It is for these authors a great privilege to dedicate this review article to Moussa Youdim, who is one of the most imperative pharmacologists and pioneer investigators in the search and development of novel
therapeutics for
neurodegenerative diseases. 40 years ago, Moussa Youdim has started studying brain
iron,
catecholamine receptor and
monoamine oxidase (
MAO)-A and -B functions. Although Moussa Youdim succeeded in exploring the novel anti-Parkinsonian, selective
MAO-B inhibitor
drug,
rasagiline (
Azilect, Teva
Pharmaceutical Co.), he did not stop searching for superior therapeutic approaches for
neurodegenerative disorders. To date, Moussa Youdim and his research group are designing and synthesizing pluripotential
drug candidates possessing diverse pharmacological properties that can act on multiple targets and pathological features ascribed to
Parkinson's disease,
Alzheimer's disease (AD) and
amyotrophic lateral sclerosis.

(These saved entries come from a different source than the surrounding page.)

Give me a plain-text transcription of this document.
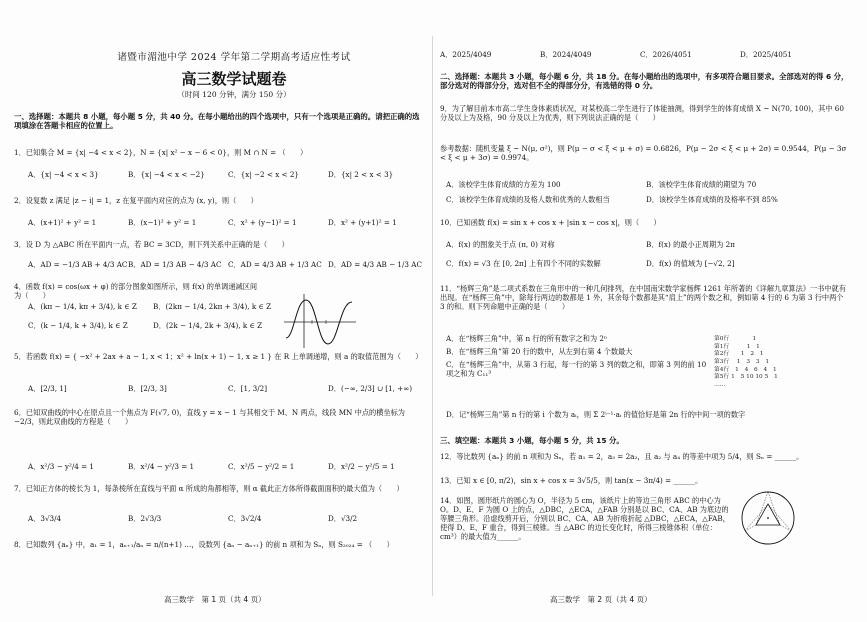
诸暨市湄池中学 2024 学年第二学期高考适应性考试
高三数学试题卷
（时间 120 分钟，满分 150 分）
一、选择题：本题共 8 小题，每小题 5 分，共 40 分。在每小题给出的四个选项中，只有一个选项是正确的。请把正确的选项填涂在答题卡相应的位置上。
1．已知集合 M = {x| −4 < x < 2}，N = {x| x² − x − 6 < 0}，则 M ∩ N = （　　）
A．{x| −4 < x < 3}	B．{x| −4 < x < −2}	C．{x| −2 < x < 2}	D．{x| 2 < x < 3}
2．设复数 z 满足 |z − i| = 1，z 在复平面内对应的点为 (x, y)，则（　　）
A．(x+1)² + y² = 1	B．(x−1)² + y² = 1	C．x² + (y−1)² = 1	D．x² + (y+1)² = 1
3．设 D 为 △ABC 所在平面内一点，若 BC = 3CD，则下列关系中正确的是（　　）
A．AD = −1/3 AB + 4/3 AC B．AD = 1/3 AB − 4/3 AC C．AD = 4/3 AB + 1/3 AC D．AD = 4/3 AB − 1/3 AC
4．函数 f(x) = cos(ωx + φ) 的部分图象如图所示，则 f(x) 的单调递减区间为（　　）
A．(kπ − 1/4, kπ + 3/4), k ∈ Z	B．(2kπ − 1/4, 2kπ + 3/4), k ∈ Z
C．(k − 1/4, k + 3/4), k ∈ Z	D．(2k − 1/4, 2k + 3/4), k ∈ Z
5．若函数 f(x) = { −x² + 2ax + a − 1, x < 1；x² + ln(x + 1) − 1, x ≥ 1 } 在 R 上单调递增，则 a 的取值范围为（　　）
A．[2/3, 1]	B．[2/3, 3]	C．[1, 3/2]	D．(−∞, 2/3] ∪ [1, +∞)
6．已知双曲线的中心在原点且一个焦点为 F(√7, 0)，直线 y = x − 1 与其相交于 M、N 两点，线段 MN 中点的横坐标为 −2/3，则此双曲线的方程是（　　）
A．x²/3 − y²/4 = 1	B．x²/4 − y²/3 = 1	C．x²/5 − y²/2 = 1	D．x²/2 − y²/5 = 1
7．已知正方体的棱长为 1，每条棱所在直线与平面 α 所成的角都相等，则 α 截此正方体所得截面面积的最大值为（　　）
A．3√3/4	B．2√3/3	C．3√2/4	D．√3/2
8．已知数列 {aₙ} 中，a₁ = 1，aₙ₊₁/aₙ = n/(n+1) …，设数列 {aₙ − aₙ₊₁} 的前 n 项和为 Sₙ，则 S₂₀₂₄ = （　　）
高三数学　第 1 页（共 4 页）
A．2025/4049	B．2024/4049	C．2026/4051	D．2025/4051
二、选择题：本题共 3 小题，每小题 6 分，共 18 分。在每小题给出的选项中，有多项符合题目要求。全部选对的得 6 分，部分选对的得部分分，选对但不全的得部分分，有选错的得 0 分。
9．为了解目前本市高二学生身体素质状况，对某校高二学生进行了体能抽测，得到学生的体育成绩 X ~ N(70, 100)，其中 60 分及以上为及格，90 分及以上为优秀，则下列说法正确的是（　　）
参考数据：随机变量 ξ ~ N(μ, σ²)，则 P(μ − σ < ξ < μ + σ) = 0.6826，P(μ − 2σ < ξ < μ + 2σ) = 0.9544，P(μ − 3σ < ξ < μ + 3σ) = 0.9974。
A．该校学生体育成绩的方差为 100	B．该校学生体育成绩的期望为 70
C．该校学生体育成绩的及格人数和优秀的人数相当	D．该校学生体育成绩的及格率不到 85%
10．已知函数 f(x) = sin x + cos x + |sin x − cos x|，则（　　）
A．f(x) 的图象关于点 (π, 0) 对称	B．f(x) 的最小正周期为 2π
C．f(x) = √3 在 [0, 2π] 上有四个不同的实数解	D．f(x) 的值域为 [−√2, 2]
11．“杨辉三角”是二项式系数在三角形中的一种几何排列，在中国南宋数学家杨辉 1261 年所著的《详解九章算法》一书中就有出现。在“杨辉三角”中，除每行两边的数都是 1 外，其余每个数都是其“肩上”的两个数之和，例如第 4 行的 6 为第 3 行中两个 3 的和。则下列命题中正确的是（　　）
A．在“杨辉三角”中，第 n 行的所有数字之和为 2ⁿ
B．在“杨辉三角”第 20 行的数中，从左到右第 4 个数最大
C．在“杨辉三角”中，从第 3 行起，每一行的第 3 列的数之和，即第 3 列的前 10 项之和为 C₁₁³
D．记“杨辉三角”第 n 行的第 i 个数为 aᵢ，则 Σ 2ⁱ⁻¹·aᵢ 的值恰好是第 2n 行的中间一项的数字
三、填空题：本题共 3 小题，每小题 5 分，共 15 分。
12．等比数列 {aₙ} 的前 n 项和为 Sₙ，若 a₁ = 2，a₃ = 2a₂，且 a₂ 与 a₄ 的等差中项为 5/4，则 Sₙ = ______。
13．已知 x ∈ [0, π/2)，sin x + cos x = 3√5/5，则 tan(x − 3π/4) = ______。
14．如图，圆形纸片的圆心为 O，半径为 5 cm，该纸片上的等边三角形 ABC 的中心为 O。D、E、F 为圆 O 上的点，△DBC，△ECA，△FAB 分别是以 BC、CA、AB 为底边的等腰三角形。沿虚线剪开后，分别以 BC、CA、AB 为折痕折起 △DBC，△ECA，△FAB，使得 D、E、F 重合，得到三棱锥。当 △ABC 的边长变化时，所得三棱锥体积（单位：cm³）的最大值为______。
高三数学　第 2 页（共 4 页）
第0行　　　　1
第1行　　　1　1
第2行　　1　2　1
第3行　 1　3　3　1
第4行　1　4　6　4　1
第5行 1　5 10 10 5　1
……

One such example is the multimodal non-toxic, brain-permeable
iron-chelating compound, M30 (5-[N-methyl-N-propargylaminomethyl]-
8-hydroxyquinoline), which amalgamates the propargyl moiety of
rasagiline with the backbone of the potent
iron chelator, VK28. This review discusses the multiple effects of several leading compounds of this series, concerning their neuroprotective/neurorestorative molecular mechanisms in vivo and in vitro, with a special focus on the pathological features ascribed to AD, including
antioxidant and
iron chelating activities, regulation of
amyloid precursor
protein and
amyloid β
peptide expression processing, activation of pro-survival signaling pathways and regulation of cell cycle and neurite outgrowth.